Nell’s part in the story begins when she makes a BIG mistake by posting a social media comment which rapidly wrecks her life. (I’m not sure I’d have realised that a child’s name of Kar-ian would be pronounced ‘Kardashian’ rather than ‘Carrie-Anne’ either!)
We first meet Hope in 1945, an evacuee child about to be torn from the Dorset countryside she loves, to move to Birmingham with a father she barely knows and who is scarred both physically and mentally by the war.
Meanwhile, Edward’s story is woven in and out of both Nell and Hope’s. We follow him from childhood in colonial India to his ordination training which will lead from an Oxford curacy to the French beaches of D-Day, and beyond.

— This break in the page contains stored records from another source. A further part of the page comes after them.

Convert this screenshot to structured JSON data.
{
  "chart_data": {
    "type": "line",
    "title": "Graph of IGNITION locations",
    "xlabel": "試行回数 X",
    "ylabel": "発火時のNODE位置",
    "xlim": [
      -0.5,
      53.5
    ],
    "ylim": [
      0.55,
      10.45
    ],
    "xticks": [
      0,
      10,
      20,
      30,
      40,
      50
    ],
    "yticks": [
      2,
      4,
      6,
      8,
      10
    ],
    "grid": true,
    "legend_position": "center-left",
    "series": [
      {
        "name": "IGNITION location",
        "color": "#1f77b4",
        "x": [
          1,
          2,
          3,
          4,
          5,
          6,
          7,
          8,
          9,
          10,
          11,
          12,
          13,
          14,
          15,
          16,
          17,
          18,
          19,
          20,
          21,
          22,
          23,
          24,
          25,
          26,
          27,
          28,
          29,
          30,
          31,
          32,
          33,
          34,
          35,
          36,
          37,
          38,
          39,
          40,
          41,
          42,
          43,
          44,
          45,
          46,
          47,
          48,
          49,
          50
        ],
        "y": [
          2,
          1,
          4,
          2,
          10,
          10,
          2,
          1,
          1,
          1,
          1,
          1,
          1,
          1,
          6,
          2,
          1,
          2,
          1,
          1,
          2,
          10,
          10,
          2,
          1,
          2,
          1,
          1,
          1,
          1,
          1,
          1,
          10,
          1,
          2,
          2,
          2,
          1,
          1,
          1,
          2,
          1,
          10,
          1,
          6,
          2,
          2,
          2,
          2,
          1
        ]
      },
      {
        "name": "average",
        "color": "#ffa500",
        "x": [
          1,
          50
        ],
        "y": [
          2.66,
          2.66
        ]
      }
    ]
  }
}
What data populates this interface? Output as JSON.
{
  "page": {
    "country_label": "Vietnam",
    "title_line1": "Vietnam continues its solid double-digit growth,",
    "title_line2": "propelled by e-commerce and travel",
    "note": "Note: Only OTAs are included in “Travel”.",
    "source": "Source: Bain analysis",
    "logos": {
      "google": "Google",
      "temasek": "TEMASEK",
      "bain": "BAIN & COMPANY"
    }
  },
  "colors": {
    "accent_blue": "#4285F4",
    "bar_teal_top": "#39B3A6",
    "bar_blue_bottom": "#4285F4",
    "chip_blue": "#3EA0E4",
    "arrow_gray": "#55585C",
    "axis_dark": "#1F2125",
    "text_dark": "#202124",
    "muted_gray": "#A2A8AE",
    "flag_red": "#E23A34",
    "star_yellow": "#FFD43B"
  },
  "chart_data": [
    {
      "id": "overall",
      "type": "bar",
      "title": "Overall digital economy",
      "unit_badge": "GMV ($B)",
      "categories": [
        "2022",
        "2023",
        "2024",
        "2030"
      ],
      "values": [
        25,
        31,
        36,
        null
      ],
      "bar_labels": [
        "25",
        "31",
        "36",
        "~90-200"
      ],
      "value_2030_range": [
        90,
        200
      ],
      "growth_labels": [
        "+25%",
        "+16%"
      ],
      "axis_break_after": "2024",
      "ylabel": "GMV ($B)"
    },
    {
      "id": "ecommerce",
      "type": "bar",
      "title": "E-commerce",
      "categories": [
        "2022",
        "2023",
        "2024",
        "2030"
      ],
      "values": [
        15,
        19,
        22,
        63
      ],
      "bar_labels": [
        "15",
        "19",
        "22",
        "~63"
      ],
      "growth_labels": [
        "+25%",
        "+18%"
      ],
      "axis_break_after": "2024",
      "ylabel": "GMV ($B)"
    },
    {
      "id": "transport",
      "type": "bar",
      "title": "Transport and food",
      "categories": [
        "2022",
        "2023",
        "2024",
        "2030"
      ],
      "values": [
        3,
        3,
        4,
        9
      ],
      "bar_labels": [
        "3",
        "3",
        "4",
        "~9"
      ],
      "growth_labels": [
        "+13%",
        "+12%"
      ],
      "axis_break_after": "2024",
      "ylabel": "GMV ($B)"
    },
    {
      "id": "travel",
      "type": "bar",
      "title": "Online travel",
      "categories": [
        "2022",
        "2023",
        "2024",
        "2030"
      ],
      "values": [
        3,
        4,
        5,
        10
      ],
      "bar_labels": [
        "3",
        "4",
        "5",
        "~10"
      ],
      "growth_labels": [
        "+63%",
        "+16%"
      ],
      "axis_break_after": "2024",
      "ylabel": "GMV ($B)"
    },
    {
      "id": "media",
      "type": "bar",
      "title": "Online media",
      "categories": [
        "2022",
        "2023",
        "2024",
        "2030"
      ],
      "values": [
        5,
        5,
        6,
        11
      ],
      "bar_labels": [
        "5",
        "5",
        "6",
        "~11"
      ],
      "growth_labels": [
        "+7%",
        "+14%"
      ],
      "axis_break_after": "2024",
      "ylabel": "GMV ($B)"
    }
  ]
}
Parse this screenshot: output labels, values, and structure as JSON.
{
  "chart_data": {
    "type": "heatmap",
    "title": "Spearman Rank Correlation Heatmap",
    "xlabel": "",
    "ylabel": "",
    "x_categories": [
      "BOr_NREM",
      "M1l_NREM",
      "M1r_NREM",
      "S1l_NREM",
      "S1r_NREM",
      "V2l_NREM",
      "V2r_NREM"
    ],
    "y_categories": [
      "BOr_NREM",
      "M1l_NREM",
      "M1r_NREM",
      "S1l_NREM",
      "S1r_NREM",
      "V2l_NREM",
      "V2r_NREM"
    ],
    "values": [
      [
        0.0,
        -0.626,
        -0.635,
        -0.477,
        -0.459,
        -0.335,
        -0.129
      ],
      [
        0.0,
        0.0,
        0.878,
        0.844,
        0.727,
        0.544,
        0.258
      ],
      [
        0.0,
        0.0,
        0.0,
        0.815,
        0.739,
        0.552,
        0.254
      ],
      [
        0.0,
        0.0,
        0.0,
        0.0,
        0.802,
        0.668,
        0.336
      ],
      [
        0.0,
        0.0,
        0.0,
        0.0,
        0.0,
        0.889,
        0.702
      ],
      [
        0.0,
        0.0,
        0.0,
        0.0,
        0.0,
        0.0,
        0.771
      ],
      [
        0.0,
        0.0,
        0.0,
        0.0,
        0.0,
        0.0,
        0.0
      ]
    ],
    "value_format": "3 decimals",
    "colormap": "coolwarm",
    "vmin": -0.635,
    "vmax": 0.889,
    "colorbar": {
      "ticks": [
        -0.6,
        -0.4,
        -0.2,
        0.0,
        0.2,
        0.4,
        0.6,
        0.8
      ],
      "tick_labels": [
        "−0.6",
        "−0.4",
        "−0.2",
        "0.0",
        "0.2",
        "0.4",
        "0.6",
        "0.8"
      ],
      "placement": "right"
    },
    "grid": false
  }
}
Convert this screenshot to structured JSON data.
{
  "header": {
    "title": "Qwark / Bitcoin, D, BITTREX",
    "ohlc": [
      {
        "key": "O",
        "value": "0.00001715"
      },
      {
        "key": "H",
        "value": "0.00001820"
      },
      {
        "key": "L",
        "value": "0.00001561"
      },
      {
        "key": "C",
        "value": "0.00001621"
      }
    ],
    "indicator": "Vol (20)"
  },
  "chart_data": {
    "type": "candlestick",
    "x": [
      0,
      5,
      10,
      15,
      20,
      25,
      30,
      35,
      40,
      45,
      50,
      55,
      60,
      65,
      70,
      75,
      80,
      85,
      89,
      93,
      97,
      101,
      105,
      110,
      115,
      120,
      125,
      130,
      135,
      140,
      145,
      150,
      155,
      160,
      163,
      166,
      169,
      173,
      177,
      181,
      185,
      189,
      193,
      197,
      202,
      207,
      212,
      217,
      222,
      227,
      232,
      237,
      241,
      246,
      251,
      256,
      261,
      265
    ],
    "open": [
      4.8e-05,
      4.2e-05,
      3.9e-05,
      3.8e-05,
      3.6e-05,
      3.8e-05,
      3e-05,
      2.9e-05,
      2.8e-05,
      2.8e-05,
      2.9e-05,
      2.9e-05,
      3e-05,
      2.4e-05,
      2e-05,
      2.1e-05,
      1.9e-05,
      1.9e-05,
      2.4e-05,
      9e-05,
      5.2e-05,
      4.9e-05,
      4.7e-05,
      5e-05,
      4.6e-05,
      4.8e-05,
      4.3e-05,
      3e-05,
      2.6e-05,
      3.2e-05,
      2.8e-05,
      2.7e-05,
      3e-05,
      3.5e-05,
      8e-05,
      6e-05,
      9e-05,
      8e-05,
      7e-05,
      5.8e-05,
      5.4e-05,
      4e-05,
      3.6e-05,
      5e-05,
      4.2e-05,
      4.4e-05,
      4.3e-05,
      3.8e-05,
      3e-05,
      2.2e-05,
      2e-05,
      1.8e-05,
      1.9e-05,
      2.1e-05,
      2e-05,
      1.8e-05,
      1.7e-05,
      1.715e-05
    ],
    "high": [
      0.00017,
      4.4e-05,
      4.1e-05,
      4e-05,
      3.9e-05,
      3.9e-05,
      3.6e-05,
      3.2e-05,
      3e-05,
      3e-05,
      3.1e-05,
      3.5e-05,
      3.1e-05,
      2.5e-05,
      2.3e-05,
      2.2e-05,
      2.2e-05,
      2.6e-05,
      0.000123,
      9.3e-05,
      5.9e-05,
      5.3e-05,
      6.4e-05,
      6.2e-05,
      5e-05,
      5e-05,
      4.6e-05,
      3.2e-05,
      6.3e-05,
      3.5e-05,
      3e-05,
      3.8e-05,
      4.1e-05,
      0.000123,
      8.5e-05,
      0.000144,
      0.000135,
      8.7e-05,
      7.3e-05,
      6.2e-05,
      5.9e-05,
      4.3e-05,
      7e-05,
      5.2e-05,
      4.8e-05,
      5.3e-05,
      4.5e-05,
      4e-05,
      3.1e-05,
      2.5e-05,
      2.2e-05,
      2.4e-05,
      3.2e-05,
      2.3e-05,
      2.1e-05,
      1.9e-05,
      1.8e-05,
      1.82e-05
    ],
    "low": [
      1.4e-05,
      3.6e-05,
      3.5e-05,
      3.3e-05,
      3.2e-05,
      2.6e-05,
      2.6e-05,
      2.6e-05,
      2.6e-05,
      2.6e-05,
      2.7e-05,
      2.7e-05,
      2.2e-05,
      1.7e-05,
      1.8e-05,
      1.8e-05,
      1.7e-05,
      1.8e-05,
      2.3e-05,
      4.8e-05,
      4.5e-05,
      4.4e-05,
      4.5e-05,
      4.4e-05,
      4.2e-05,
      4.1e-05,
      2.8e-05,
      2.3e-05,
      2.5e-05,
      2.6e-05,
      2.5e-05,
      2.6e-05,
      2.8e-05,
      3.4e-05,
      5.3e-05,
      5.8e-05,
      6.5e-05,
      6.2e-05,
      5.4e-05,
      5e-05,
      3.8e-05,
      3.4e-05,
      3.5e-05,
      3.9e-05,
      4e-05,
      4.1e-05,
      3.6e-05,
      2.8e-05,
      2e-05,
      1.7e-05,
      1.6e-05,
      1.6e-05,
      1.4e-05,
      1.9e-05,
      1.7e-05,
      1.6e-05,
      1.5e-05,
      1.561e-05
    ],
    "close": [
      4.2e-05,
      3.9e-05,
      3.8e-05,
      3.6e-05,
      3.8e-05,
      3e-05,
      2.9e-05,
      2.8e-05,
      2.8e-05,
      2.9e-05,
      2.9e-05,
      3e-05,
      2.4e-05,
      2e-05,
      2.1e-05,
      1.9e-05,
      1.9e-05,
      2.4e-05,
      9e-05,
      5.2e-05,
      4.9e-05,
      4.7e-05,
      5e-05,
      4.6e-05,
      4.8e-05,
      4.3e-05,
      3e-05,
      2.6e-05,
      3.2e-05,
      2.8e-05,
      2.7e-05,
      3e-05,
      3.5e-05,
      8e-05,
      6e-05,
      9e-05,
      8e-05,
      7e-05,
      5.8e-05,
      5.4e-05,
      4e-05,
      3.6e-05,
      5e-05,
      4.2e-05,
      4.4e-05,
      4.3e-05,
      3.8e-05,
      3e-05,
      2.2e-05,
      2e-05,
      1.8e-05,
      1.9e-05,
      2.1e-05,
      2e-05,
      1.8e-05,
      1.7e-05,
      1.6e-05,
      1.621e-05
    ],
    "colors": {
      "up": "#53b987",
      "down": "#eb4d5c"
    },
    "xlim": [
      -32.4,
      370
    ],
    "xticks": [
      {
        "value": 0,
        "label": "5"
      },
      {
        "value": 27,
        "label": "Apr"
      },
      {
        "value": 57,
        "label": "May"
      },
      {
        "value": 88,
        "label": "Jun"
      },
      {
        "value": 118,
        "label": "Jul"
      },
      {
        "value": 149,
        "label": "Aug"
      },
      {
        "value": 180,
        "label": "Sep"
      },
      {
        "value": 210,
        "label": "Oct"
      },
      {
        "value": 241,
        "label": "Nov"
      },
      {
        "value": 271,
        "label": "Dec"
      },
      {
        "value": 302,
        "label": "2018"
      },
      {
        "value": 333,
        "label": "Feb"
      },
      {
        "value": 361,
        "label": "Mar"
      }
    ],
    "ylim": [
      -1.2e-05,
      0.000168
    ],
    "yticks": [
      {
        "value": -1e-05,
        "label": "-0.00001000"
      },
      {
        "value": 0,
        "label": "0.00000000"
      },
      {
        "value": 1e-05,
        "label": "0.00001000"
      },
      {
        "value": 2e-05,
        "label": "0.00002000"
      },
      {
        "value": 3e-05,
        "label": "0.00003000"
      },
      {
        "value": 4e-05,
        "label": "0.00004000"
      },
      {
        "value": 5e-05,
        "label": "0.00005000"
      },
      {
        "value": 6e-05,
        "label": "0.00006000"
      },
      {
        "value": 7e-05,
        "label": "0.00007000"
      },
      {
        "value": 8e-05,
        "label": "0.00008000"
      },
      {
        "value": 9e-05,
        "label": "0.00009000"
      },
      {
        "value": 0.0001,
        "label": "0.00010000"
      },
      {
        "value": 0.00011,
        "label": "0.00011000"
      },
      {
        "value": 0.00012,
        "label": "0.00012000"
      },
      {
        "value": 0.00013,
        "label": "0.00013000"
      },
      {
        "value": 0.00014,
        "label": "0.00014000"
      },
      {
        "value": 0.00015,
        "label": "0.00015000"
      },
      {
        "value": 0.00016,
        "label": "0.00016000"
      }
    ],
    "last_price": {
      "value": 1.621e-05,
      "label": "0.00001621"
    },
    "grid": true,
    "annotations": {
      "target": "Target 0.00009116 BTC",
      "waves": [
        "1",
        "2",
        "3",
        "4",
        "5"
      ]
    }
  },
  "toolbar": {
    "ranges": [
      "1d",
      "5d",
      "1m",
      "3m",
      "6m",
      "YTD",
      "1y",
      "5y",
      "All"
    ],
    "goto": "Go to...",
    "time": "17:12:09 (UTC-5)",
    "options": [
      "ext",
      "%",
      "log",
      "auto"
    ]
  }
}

This is a complex, multi-layered book. The story (‘stories’?) is engrossing and I was eager to find out what happened next for each of the characters, and to find out the resolution of the mystery of the letter and photograph Nell finds in an old desk. There is some swearing, and a rather nasty incident at Edward’s school. The latter is a pity as I couldn’t see that it added anything to the rest of the story. However, it’s a couple of paragraphs in what is otherwise an excellent book.